DWF enables organizations to connect critical design information into product, project, and asset workflows without compromising the accuracy, security, and intent of the original design idea. The Autodesk DWF Viewer is our free application for sharing, viewing, and printing complex 2D and 3D drawings, maps, and models. Today DWF plays a role in all of our design products, as well as Lifecycle Management solutions such as Autodesk Design Review, Autodesk ProductStream (ERP integration), and Autodesk Buzzsaw (project management and collaboration). Despite the focus on keeping digital design data digital, we recognize that data captured in a DWF file will eventually make its way to paper. In this regard, DWF is an intermediate stop between an AutoCAD drawing (DWG) and plotted output.
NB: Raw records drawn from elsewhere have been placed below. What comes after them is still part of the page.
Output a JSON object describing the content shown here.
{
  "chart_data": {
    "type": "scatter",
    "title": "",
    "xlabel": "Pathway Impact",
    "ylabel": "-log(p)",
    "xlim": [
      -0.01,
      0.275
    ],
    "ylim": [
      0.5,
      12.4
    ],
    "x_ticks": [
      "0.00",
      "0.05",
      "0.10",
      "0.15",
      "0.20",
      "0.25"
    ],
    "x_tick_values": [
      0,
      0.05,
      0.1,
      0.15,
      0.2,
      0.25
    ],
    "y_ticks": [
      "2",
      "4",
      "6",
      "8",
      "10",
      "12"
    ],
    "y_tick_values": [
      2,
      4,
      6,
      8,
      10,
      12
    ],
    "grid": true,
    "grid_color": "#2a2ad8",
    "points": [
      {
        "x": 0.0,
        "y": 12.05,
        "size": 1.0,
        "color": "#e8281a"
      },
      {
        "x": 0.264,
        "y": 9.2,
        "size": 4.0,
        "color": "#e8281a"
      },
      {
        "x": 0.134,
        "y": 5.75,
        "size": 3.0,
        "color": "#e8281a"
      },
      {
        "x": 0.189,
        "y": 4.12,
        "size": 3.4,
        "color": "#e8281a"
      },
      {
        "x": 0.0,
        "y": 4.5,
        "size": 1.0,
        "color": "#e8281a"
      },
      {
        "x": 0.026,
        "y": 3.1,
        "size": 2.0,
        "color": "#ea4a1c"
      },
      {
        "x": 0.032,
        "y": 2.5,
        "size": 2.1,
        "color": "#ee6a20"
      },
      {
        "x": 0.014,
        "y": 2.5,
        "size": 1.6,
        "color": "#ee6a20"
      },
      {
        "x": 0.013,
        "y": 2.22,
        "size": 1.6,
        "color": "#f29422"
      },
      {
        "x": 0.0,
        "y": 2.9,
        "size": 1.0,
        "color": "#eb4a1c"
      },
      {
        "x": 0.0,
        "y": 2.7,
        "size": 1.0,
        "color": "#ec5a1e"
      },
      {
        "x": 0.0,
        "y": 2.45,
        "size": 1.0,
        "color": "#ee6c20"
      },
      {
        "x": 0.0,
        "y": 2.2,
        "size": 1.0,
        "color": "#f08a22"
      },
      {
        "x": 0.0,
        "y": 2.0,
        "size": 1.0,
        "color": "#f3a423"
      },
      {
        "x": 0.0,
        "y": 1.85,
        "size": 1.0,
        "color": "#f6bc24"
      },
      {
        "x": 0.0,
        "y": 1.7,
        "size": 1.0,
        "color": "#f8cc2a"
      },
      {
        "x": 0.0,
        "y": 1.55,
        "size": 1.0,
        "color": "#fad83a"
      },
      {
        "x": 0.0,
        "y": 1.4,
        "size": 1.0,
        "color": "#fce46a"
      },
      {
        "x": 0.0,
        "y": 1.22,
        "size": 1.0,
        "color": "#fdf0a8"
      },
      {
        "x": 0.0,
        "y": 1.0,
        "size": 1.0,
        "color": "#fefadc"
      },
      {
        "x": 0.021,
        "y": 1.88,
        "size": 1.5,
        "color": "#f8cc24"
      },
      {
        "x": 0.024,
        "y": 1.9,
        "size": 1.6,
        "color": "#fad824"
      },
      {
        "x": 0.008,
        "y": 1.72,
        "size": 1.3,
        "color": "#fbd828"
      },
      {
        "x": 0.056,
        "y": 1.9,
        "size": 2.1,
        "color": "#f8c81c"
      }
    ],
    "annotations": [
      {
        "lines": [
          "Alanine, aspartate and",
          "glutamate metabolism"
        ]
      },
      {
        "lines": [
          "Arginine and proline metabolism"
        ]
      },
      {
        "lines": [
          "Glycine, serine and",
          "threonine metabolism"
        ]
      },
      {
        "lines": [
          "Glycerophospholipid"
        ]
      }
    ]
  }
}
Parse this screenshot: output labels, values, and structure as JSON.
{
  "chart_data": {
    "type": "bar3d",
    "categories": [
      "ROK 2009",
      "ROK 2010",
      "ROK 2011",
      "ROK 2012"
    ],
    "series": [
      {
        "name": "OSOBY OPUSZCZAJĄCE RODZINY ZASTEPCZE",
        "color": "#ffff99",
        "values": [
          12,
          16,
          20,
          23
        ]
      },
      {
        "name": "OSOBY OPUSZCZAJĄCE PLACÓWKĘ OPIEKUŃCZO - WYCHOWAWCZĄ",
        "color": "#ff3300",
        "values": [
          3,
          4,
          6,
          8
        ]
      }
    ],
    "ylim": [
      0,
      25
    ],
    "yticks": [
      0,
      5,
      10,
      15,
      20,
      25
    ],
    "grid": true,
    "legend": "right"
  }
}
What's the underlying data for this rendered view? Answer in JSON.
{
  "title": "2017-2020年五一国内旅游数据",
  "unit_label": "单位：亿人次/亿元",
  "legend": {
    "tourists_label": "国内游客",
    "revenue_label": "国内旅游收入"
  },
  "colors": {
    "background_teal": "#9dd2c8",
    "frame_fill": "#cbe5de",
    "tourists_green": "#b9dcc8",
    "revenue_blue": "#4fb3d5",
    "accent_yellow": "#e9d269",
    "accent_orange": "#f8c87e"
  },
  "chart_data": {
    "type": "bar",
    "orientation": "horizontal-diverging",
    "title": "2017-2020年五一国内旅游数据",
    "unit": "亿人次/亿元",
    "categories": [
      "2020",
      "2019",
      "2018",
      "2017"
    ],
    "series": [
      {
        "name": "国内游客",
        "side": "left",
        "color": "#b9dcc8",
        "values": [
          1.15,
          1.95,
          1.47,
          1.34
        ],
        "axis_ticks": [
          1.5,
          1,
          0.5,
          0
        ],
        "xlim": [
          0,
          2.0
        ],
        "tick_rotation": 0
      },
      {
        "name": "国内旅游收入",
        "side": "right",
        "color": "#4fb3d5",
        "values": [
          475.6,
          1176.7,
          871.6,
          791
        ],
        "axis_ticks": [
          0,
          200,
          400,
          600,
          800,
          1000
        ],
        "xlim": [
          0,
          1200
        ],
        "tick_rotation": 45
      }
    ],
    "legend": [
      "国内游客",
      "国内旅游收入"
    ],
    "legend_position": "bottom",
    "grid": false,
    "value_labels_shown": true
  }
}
The objective of printing a DWF file from the free Autodesk DWF Viewer (or Autodesk Design Review) is that the output should match the results of plotting directly from AutoCAD. Although ideally one could line up the sheets of printed output, hold them up the light, and observe that the inks align, in practice there are slight variations in where the ink is positioned on the paper, but the scales are the same. These small differences are artifacts of the different software components used to translate the data in the files to the ink on the paper.
DWF contains all of the essential elements necessary to get proper printed output; however, it also contains product, project, and asset data that allows it to the foundation for workflow solutions.
Although the topics of DWF publishing, viewing, and printing are fair game, this blog will highlight some of those extra elements that allow applications based on DWF to go beyond the paper.